Bob Davidson
Jim, of that Bloomsbury crowd, Leonard Woolf was the one I identified with and liked and would like to have known the most. (I have a habit of reading someone's biography, getting curious about the other people around, reading up on them, having my curiosity stirred up more, then getting absorbed in the whole setting while reading everything I can get my hands on about them, their times, etc. -- the World War II leaders were another crazily connected group that fascinated me -- Ike, Patton, Bradley, Pershing, FDR, Marshall, King, Nimitz, Dewey, Cactus Jack Garner, Hopkins, then Churchill, Monty, Montbatten, George VI, etc.)
Leonard was an outsider, coming from a very different background than his peers at Cambridge and their relatives and families -- his father died when he was young and he grew up poor with about eight siblings. He met Virginia through her brothers Toby and Adrian -- the guy who translated Freud to English -- and was published by Leonard and Virginia. His friends included Bertrand Russell, John Maynard Keynes, E.M. Forster, and most of the leading intellectuals of their day.

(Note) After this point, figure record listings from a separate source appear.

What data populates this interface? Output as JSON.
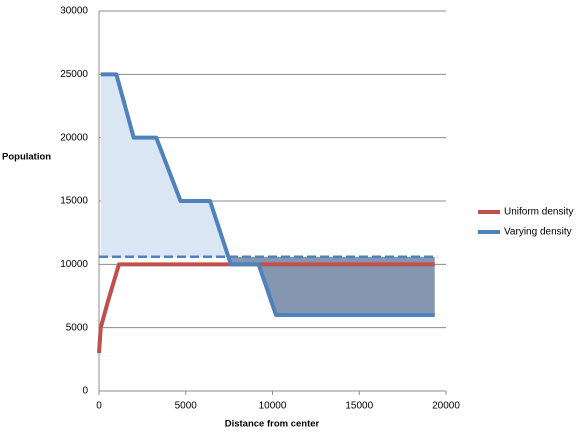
{
  "chart_data": {
    "type": "line",
    "x_label": "Distance from center",
    "y_label": "Population",
    "xlim": [
      0,
      20000
    ],
    "xticks": [
      0,
      5000,
      10000,
      15000,
      20000
    ],
    "ylim": [
      0,
      30000
    ],
    "yticks": [
      0,
      5000,
      10000,
      15000,
      20000,
      25000,
      30000
    ],
    "grid": true,
    "legend": "right",
    "hline": 10600,
    "series": [
      {
        "name": "Uniform density",
        "color": "#c0504d",
        "x": [
          0,
          100,
          500,
          1150,
          19350
        ],
        "values": [
          3000,
          5000,
          7000,
          10000,
          10000
        ]
      },
      {
        "name": "Varying density",
        "color": "#4f81bd",
        "x": [
          100,
          1000,
          2000,
          3300,
          4700,
          6400,
          7600,
          9200,
          10200,
          19350
        ],
        "values": [
          25000,
          25000,
          20000,
          20000,
          15000,
          15000,
          10000,
          10000,
          6000,
          6000
        ]
      }
    ]
  }
}
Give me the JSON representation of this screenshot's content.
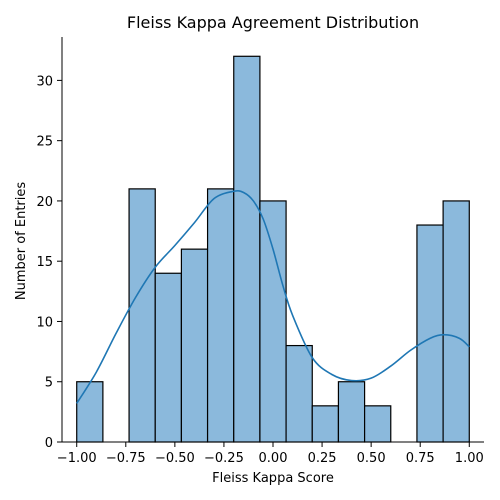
{
  "chart_data": {
    "type": "bar",
    "subtype": "histogram",
    "title": "Fleiss Kappa Agreement Distribution",
    "xlabel": "Fleiss Kappa Score",
    "ylabel": "Number of Entries",
    "xlim": [
      -1.075,
      1.075
    ],
    "ylim": [
      0,
      33.6
    ],
    "bin_range": [
      -1.0,
      1.0
    ],
    "bin_count": 15,
    "values": [
      5,
      0,
      21,
      14,
      16,
      21,
      32,
      20,
      8,
      3,
      5,
      3,
      0,
      18,
      20
    ],
    "xticks": [
      "−1.00",
      "−0.75",
      "−0.50",
      "−0.25",
      "0.00",
      "0.25",
      "0.50",
      "0.75",
      "1.00"
    ],
    "xtick_values": [
      -1.0,
      -0.75,
      -0.5,
      -0.25,
      0.0,
      0.25,
      0.5,
      0.75,
      1.0
    ],
    "yticks": [
      "0",
      "5",
      "10",
      "15",
      "20",
      "25",
      "30"
    ],
    "ytick_values": [
      0,
      5,
      10,
      15,
      20,
      25,
      30
    ],
    "kde_curve": {
      "x": [
        -1.0,
        -0.9,
        -0.8,
        -0.7,
        -0.6,
        -0.5,
        -0.4,
        -0.3,
        -0.2,
        -0.15,
        -0.1,
        -0.05,
        0.0,
        0.05,
        0.1,
        0.2,
        0.3,
        0.4,
        0.5,
        0.6,
        0.7,
        0.8,
        0.87,
        0.95,
        1.0
      ],
      "y": [
        3.2,
        5.8,
        9.0,
        12.0,
        14.5,
        16.3,
        18.2,
        20.2,
        20.8,
        20.7,
        20.0,
        18.5,
        16.0,
        13.0,
        10.5,
        7.0,
        5.6,
        5.1,
        5.3,
        6.3,
        7.6,
        8.6,
        8.9,
        8.6,
        7.9
      ]
    },
    "colors": {
      "bar_fill": "#8bb9dc",
      "bar_edge": "#000000",
      "kde_line": "#1f77b4"
    },
    "grid": false,
    "legend": "none"
  }
}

After college, he spent ten years governing a district in Ceylon as a colonial administrator before he returned to England on leave, met his college friend's sister and married her.
The thing I found absolutely fascinating about Virginia and the other intellectuals (except Leonard) was that they considered themselves middle class (in her diary she frequently referred to herself as being of Scottish peasants) and were awed by the useless, decadent titled assholes they knew, like the Sackville-Wests and Lady Ott Morrell. Virginia's dad was one of the most influential intellectuals of his day, the editor of the Dictionary of National Biography, and her stepmother was Thackery's daughter for Gosh sakes, her friends were immortal writers, and many of her relatives were people who actually mattered to the history and culture of our civilization but she was impressed with Lady Ott. She fawned over those people, while mocking their friends T. S. Eliot, D. H Lawrence, Keynes, and others who were giants.